The game also carries the shape of the peace negotiations that ran alongside the siege, including the killing of members of the peace commission in April 1873. That event sits at the center of how the Modoc War ended and how Kintpuash came to be tried and hanged. A player who has spent time inside the Modoc position in the Stronghold comes to it holding a different set of questions than a student reading a textbook summary, questions about pressure, broken promises, and what was left to a people who had run out of good choices.
What the Work Is Meant to Do, and Who It Is For
The intent is to carry a history that usually gets passed over into a form people will actually pick up. Books matter, and H.L. Delaney's novel is the main literary form for this story. Games reach people who do not start with books. A game that a young Klamath or Modoc person plays on a phone, that puts them inside the Stronghold alongside Kintpuash, works on a person in a way a museum case or a single class period often does not. It asks them to inhabit, for a while, the situation their ancestors were in, and to carry something of it forward.
For the Klamath Tribes community and for Modoc descendants who hold this history as something personal, the work is meant to reflect their people with care and weight. The aim is a game that takes the 1873 siege seriously on its own terms, told from inside the Modoc experience, and that leaves a player with a real sense of who the Modoc were, what they were doing in those lava beds, and why it matters that the memory is kept.
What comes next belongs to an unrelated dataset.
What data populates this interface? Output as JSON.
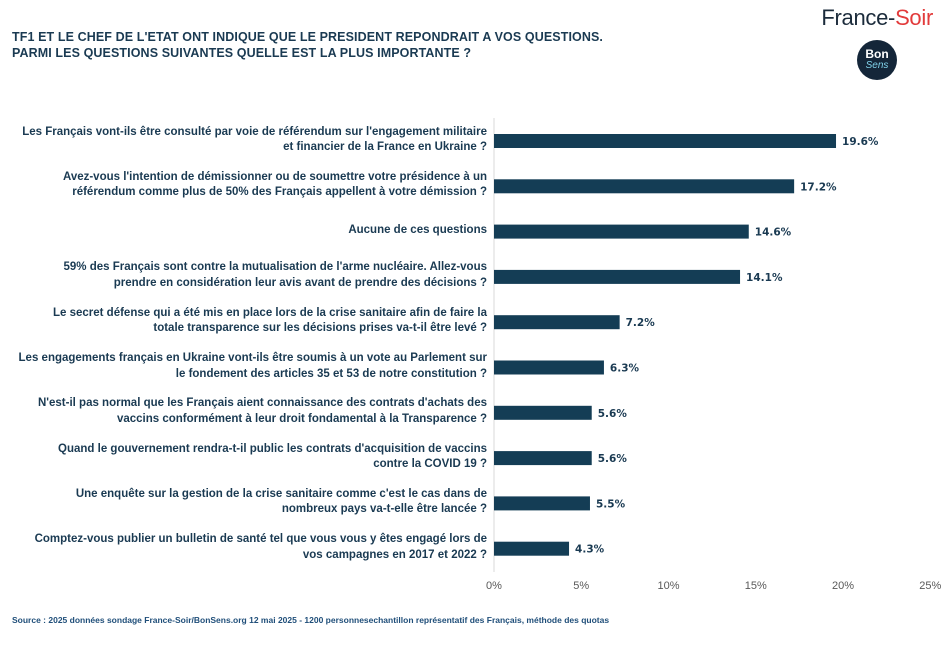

H.L. Delaney is an enrolled member of the Klamath Tribes with Modoc ancestry, and the novel and the game together are part of a longer project, a body of work about Klamath and Modoc history that the community can point to, that young people can find on their own, and that does not ask anyone to settle for the version of events handed down from outside. The generation coming up deserves to meet Captain Jack's Stronghold as something real, full, and theirs.